Big Changes In Store for an Arts & Crafts Landmark

As I sat down this morning about to write this column, I had expected to open with the line, “Well, if it’s August, then its time to really start working on the Grove Park Inn Arts & Crafts Conference.”

But that’s not true.

Even after 25 years, I don’t think a day goes by that I don’t think about some aspect of the Arts & Crafts Conference. Contracts from the 125 antiques dealers, contemporary craftsfirms, and book and magazine publishers have been coming in this past month, which means we’re working on the floor plan for the show, getting more space for some exhibitors, choosing replacements for others.
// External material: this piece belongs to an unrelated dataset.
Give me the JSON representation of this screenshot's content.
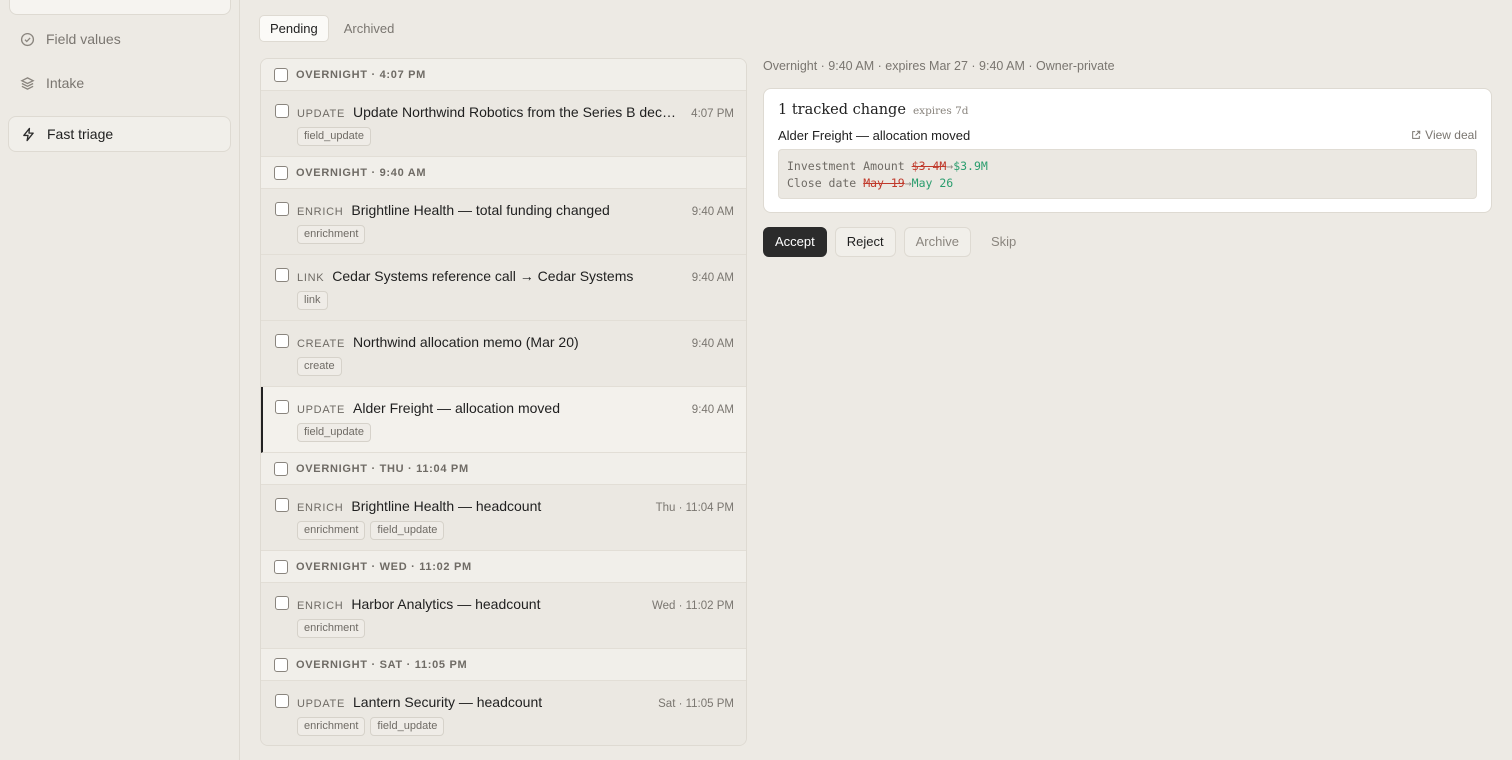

In the early years of the conference, I had to beg speakers to come to the Grove Park Inn. Now we’re fortunate in that researchers, writers and authors bring us proposals for presentations (first rule: we do not want lectures!), so we can put together a team of speakers who explore nearly every aspect of the Arts & Crafts movement, from art pottery and furniture to architecture, history, metalware and art.

And we’re just a week away from being able to announce this year’s topics and speakers.

So, we really don’t wait until August to get started.

Naturally, one of the most often asked questions I’m getting these days is how the new ownership is going to affect the February Arts & Crafts Conference.

In case you missed the announcement, after 57 years of stewardship, the Charles Sammons Corporation of Dallas sold the Grove Park Inn Resort & Spa to a group of investors operating under the name of KSL Resorts in California. The firm owns a total of nine luxury resorts across the United States, from the Hotel del Coronado in San Diego to the Vail Mountain Lodge in Colorado and The Homestead in Hot Springs, Virginia.

The transfer officially took place on May 1st, but the KSL team had been on the property for months prior to that, inspecting rooms and facilities, making notes, formulating plans and interviewing every employee, from the room service staff in the kitchen to the general manager at the top.

I purposely laid low during those first few months, but now have started a round of meetings with new department heads, introducing myself and explaining how the conference has evolved over the course of 25 years. I was actually fortunate that back in the fall of 1987, the sales manager, with whom I had sat down and sketched out our plans for the first Arts & Crafts Conference, came to work on a Monday morning and got fired.

I learned that day the value of a written contract.

What started at that first meeting as a few pages of scribbled notes has now grown to become a 12-page legal contract setting the terms and conditions of our agreement for an annual Arts & Crafts Conference all the way to the year 2019. I’ve lost count of the number of sales managers I have seen come and go at the Grove Park Inn over the course of a quarter of a century, but knowing that we have a contract in place enables me to sleep at night. In nearly every case, the new sales manager has come in looking for ways they can help improve the Arts & Crafts Conference.

And KSL has not shown any indication they want to try to fix something that isn’t broke.

Besides, they’ve got bigger fish to fry.

What you are going to notice when you arrive next February are some major changes to the interior of the hotel. Since the rooms in the 1913 Main Inn and those in the 1984 Sammons wing had been renovated recently, KSL is focusing on the 1988 Vanderbilt Wing, including new carpeting in all the rooms and hallways.

And then there is the Great Hall, the mammoth lobby flanked by twin fireplaces capable of burning 12-foot logs, that has always served as the social center and the heart pumping energy throughout the entire 510-room hotel.

Ever since Fred L. Seely, the chief designer and general manager from 1913 through 1927, left the hotel, the Great Hall has suffered at the hands of owners and management who had little understanding or appreciation for the Arts & Crafts style. That attitude began to change after the success of the annual Arts & Crafts Conference, but by then much of the damage had been done: the rocks had been stripped off the columns, a storage room for the bellman was plopped along the front wall, the front desk had been enlarged far beyond what was needed, one of the fireplaces was allowed to deteriorate to the point where it could no longer be used, and a sports bar with big-screen televisions and loud bands dominated the room.

One of the KSL team members said she felt like she had stepped inside a major airport terminal.

Not what Edwin Wiley Grove and Fred L. Seely had in mind in 1913.

Nor the KSL and Grove Park Inn staff. So changes are going to take place.

Workmen have not yet descended on the Great Hall, for the KSL team has learned that “Haste makes waste.” On a project of this size and importance, more time should be spent planning and anticipating than demolishing and hammering. Sometimes you only get one chance to do it right.

So I don’t expect the Great Hall renovations to be completed by February, but I do think that we, more than any other group, will appreciate the steps they are taking to recapture the original Arts & Crafts feeling of the hotel.

And if they don’t, well, we’ve never been a shy group when it comes to expressing our opinions.

Until next Monday,

Be thinking about the G.P.I. in February!

Bruce

“Little men want big titles, big men refuse them.” – Nathaniel Hawthorne

(One of several mottos Fred Seely had painted on the boulders in the Great Hall at the Grove Park Inn.)

Lower Photo: The Great Hall c.1913 with Roycroft chandeliers and Heywood-Wakefield wicker furniture.